Probers into antiquity nevertheless insist that inadequately buried traces of the female goddess remain evident in the ruins of the few structures of the early Hebrews that remain. Wilcox cites no less an authority than Erastus Snow (and she could have also cited Orson Pratt) taught that "God" is a name title describing the form of celestial family government which includes both the Heavenly Father and the Heavenly Mother (and indeed the Council of Gods of both sexes), which early Church leaders uniformly insisted is the only legitimate form of government in the universe and for which our earthly families are in training. In the Pratt formulation (see Last Seven Discourses ) "God" refers to the organized application of the infinite wisdom of all the greatest and most righteous minds of the past, under the presidency of one whom we know as Elohim. This collective "God" directs the affairs of the universe -- effectively reconciling the LDS concept of multiple deities of flesh and bone with the spiritually transcendent deity of traditional Christendom, but with more bottom to the doctrine.

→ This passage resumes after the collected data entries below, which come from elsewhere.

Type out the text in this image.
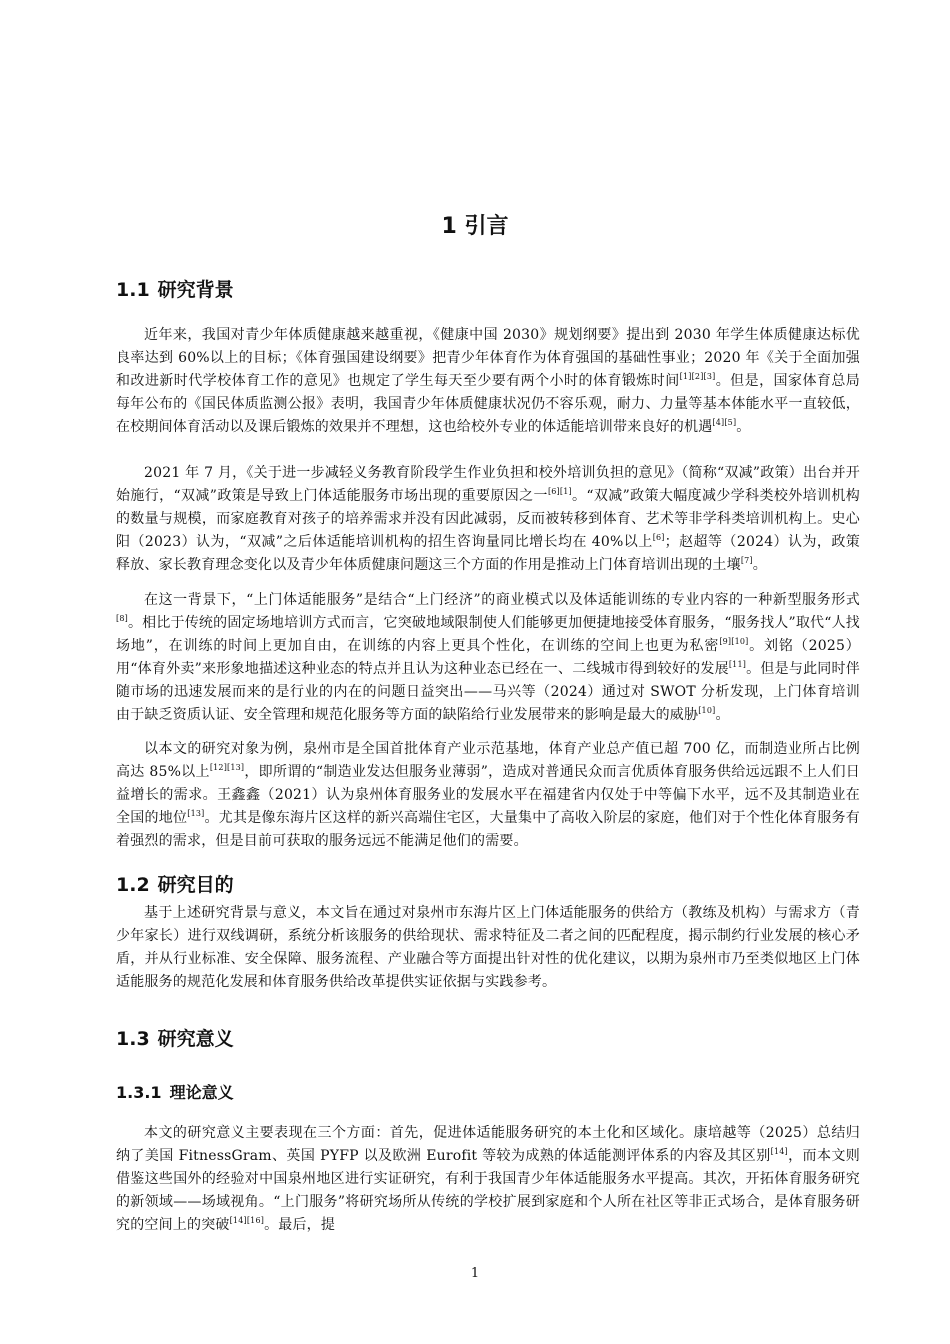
1 引言
1.1 研究背景
近年来，我国对青少年体质健康越来越重视，《健康中国 2030》规划纲要》提出到 2030 年学生体质健康达标优良率达到 60%以上的目标；《体育强国建设纲要》把青少年体育作为体育强国的基础性事业；2020 年《关于全面加强和改进新时代学校体育工作的意见》也规定了学生每天至少要有两个小时的体育锻炼时间[1][2][3]。但是，国家体育总局每年公布的《国民体质监测公报》表明，我国青少年体质健康状况仍不容乐观，耐力、力量等基本体能水平一直较低，在校期间体育活动以及课后锻炼的效果并不理想，这也给校外专业的体适能培训带来良好的机遇[4][5]。
2021 年 7 月，《关于进一步减轻义务教育阶段学生作业负担和校外培训负担的意见》（简称“双减”政策）出台并开始施行，“双减”政策是导致上门体适能服务市场出现的重要原因之一[6][1]。“双减”政策大幅度减少学科类校外培训机构的数量与规模，而家庭教育对孩子的培养需求并没有因此减弱，反而被转移到体育、艺术等非学科类培训机构上。史心阳（2023）认为，“双减”之后体适能培训机构的招生咨询量同比增长均在 40%以上[6]；赵超等（2024）认为，政策释放、家长教育理念变化以及青少年体质健康问题这三个方面的作用是推动上门体育培训出现的土壤[7]。
在这一背景下，“上门体适能服务”是结合“上门经济”的商业模式以及体适能训练的专业内容的一种新型服务形式[8]。相比于传统的固定场地培训方式而言，它突破地域限制使人们能够更加便捷地接受体育服务，“服务找人”取代“人找场地”，在训练的时间上更加自由，在训练的内容上更具个性化，在训练的空间上也更为私密[9][10]。刘铭（2025）用“体育外卖”来形象地描述这种业态的特点并且认为这种业态已经在一、二线城市得到较好的发展[11]。但是与此同时伴随市场的迅速发展而来的是行业的内在的问题日益突出——马兴等（2024）通过对 SWOT 分析发现，上门体育培训由于缺乏资质认证、安全管理和规范化服务等方面的缺陷给行业发展带来的影响是最大的威胁[10]。
以本文的研究对象为例，泉州市是全国首批体育产业示范基地，体育产业总产值已超 700 亿，而制造业所占比例高达 85%以上[12][13]，即所谓的“制造业发达但服务业薄弱”，造成对普通民众而言优质体育服务供给远远跟不上人们日益增长的需求。王鑫鑫（2021）认为泉州体育服务业的发展水平在福建省内仅处于中等偏下水平，远不及其制造业在全国的地位[13]。尤其是像东海片区这样的新兴高端住宅区，大量集中了高收入阶层的家庭，他们对于个性化体育服务有着强烈的需求，但是目前可获取的服务远远不能满足他们的需要。
1.2 研究目的
基于上述研究背景与意义，本文旨在通过对泉州市东海片区上门体适能服务的供给方（教练及机构）与需求方（青少年家长）进行双线调研，系统分析该服务的供给现状、需求特征及二者之间的匹配程度，揭示制约行业发展的核心矛盾，并从行业标准、安全保障、服务流程、产业融合等方面提出针对性的优化建议，以期为泉州市乃至类似地区上门体适能服务的规范化发展和体育服务供给改革提供实证依据与实践参考。
1.3 研究意义
1.3.1 理论意义
本文的研究意义主要表现在三个方面：首先，促进体适能服务研究的本土化和区域化。康培越等（2025）总结归纳了美国 FitnessGram、英国 PYFP 以及欧洲 Eurofit 等较为成熟的体适能测评体系的内容及其区别[14]，而本文则借鉴这些国外的经验对中国泉州地区进行实证研究，有利于我国青少年体适能服务水平提高。其次，开拓体育服务研究的新领域——场域视角。“上门服务”将研究场所从传统的学校扩展到家庭和个人所在社区等非正式场合，是体育服务研究的空间上的突破[14][16]。最后，提
1
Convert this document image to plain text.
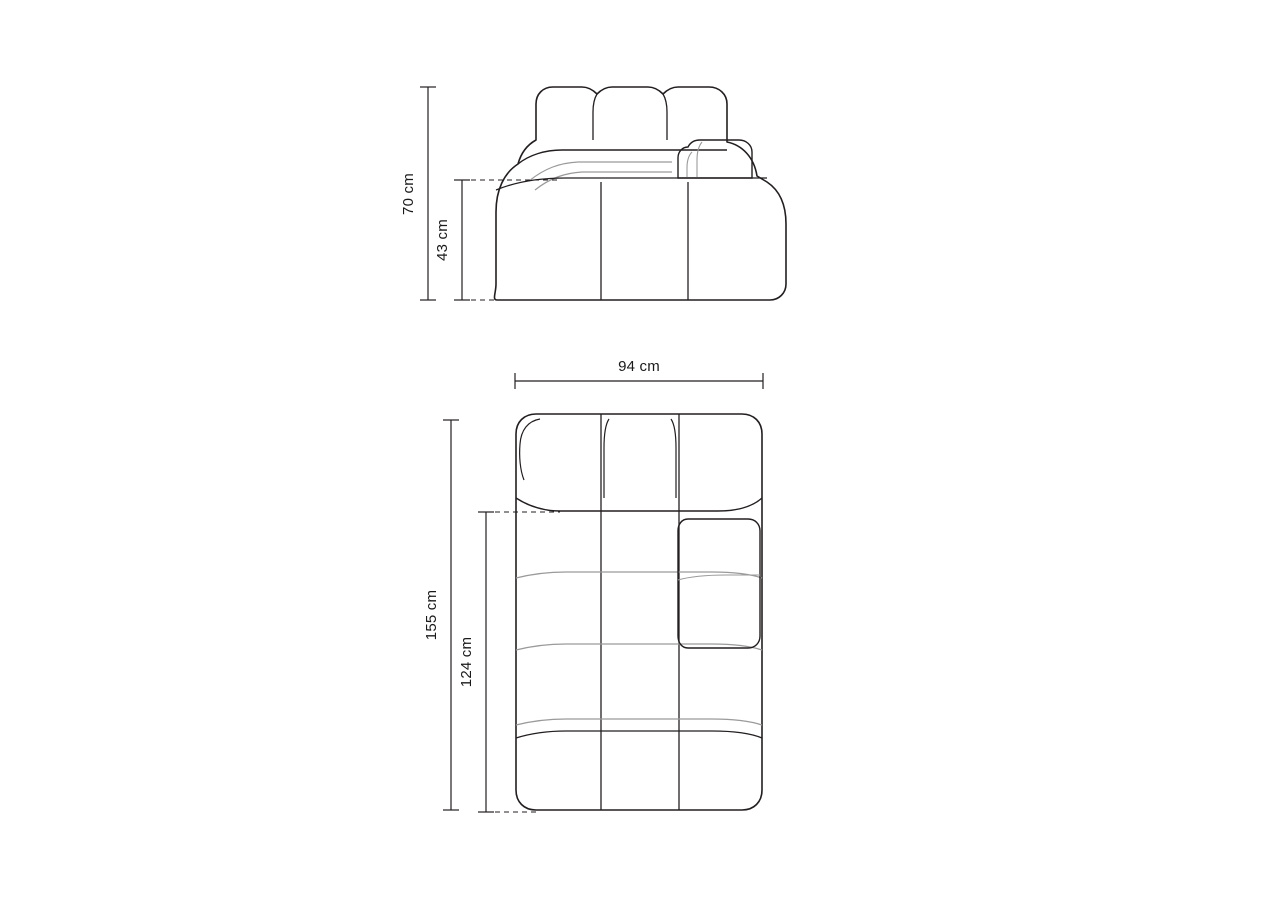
70 cm
43 cm
94 cm
155 cm
124 cm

Bringing in the female participants of this collective "God" one can readily account for the evidently corrupted, but clearly derivative concept of male and female gods held by Greeks, Romans, Chinese, and Hindus. Indeed, if one accepts Heber C. Kimball's assertion that the President of the Church is "God" to the Mormon people (and why not? "Whether by My mouth or the mouths of My servants, it is the same") one can even account for the source of the overreaching egoism by which the Romans apotheosized their emperors. In this same vein Linford goes on to point out that the Church "equates motherhood with godhood, emphasizing that mothers perform the same holy creative [word added] calling as our Heavenly Father [parent] does"

While speaking of callings, I know some who aspire -- sometimes surprisingly indiscreetly -- to the Apostolic calling (I suspect other readers may also know of such individuals). In my mind, this is a fundamental disqualification for the job. We are taught that we should not aspire to any calling in the Church. And I take it that this goes for women as well as men. A friend of mine who was the stake president whose unwelcome task it was to review the Bishop's Court citation in the Sonya Johnson case before the case preceded to trial, assured me that it wasn't, as generally reported by the press, her demand to hold the priesthood, which brought about her excommunication. Priesthood, she was informed, she shared with her husband. But being dissatisfied with being able to preside in a Womens Relief Society, Primary, or YWMIA, or serving as a temple worker in accord with the currently bestowed keys of her shared priesthood, Mrs. Johnson seemed insistent on being called to a conspicuous office -- to preside as a Bishop or sit on a High Council. Like any other person inappropriately seeking office in the Church, she had to remain unsatisfied. This being so, it is suggestive that her most conspicuous post-excommunication act was to chain herself to the gates of the Washington, D.C. Temple where she had only a short time previously been privileged to exercise the highest rites of the priesthood.
It is curious that the only Church in the world (prior to the recent ordination of female Episcopal Priests, and with the further exception of a few minor Pentecostal sects) in which women hold and exercise priesthood authority as a matter of course, if in a particularly directed manner, neither the LDS Church nor the women of the Church have taken advantage of this for PR purposes.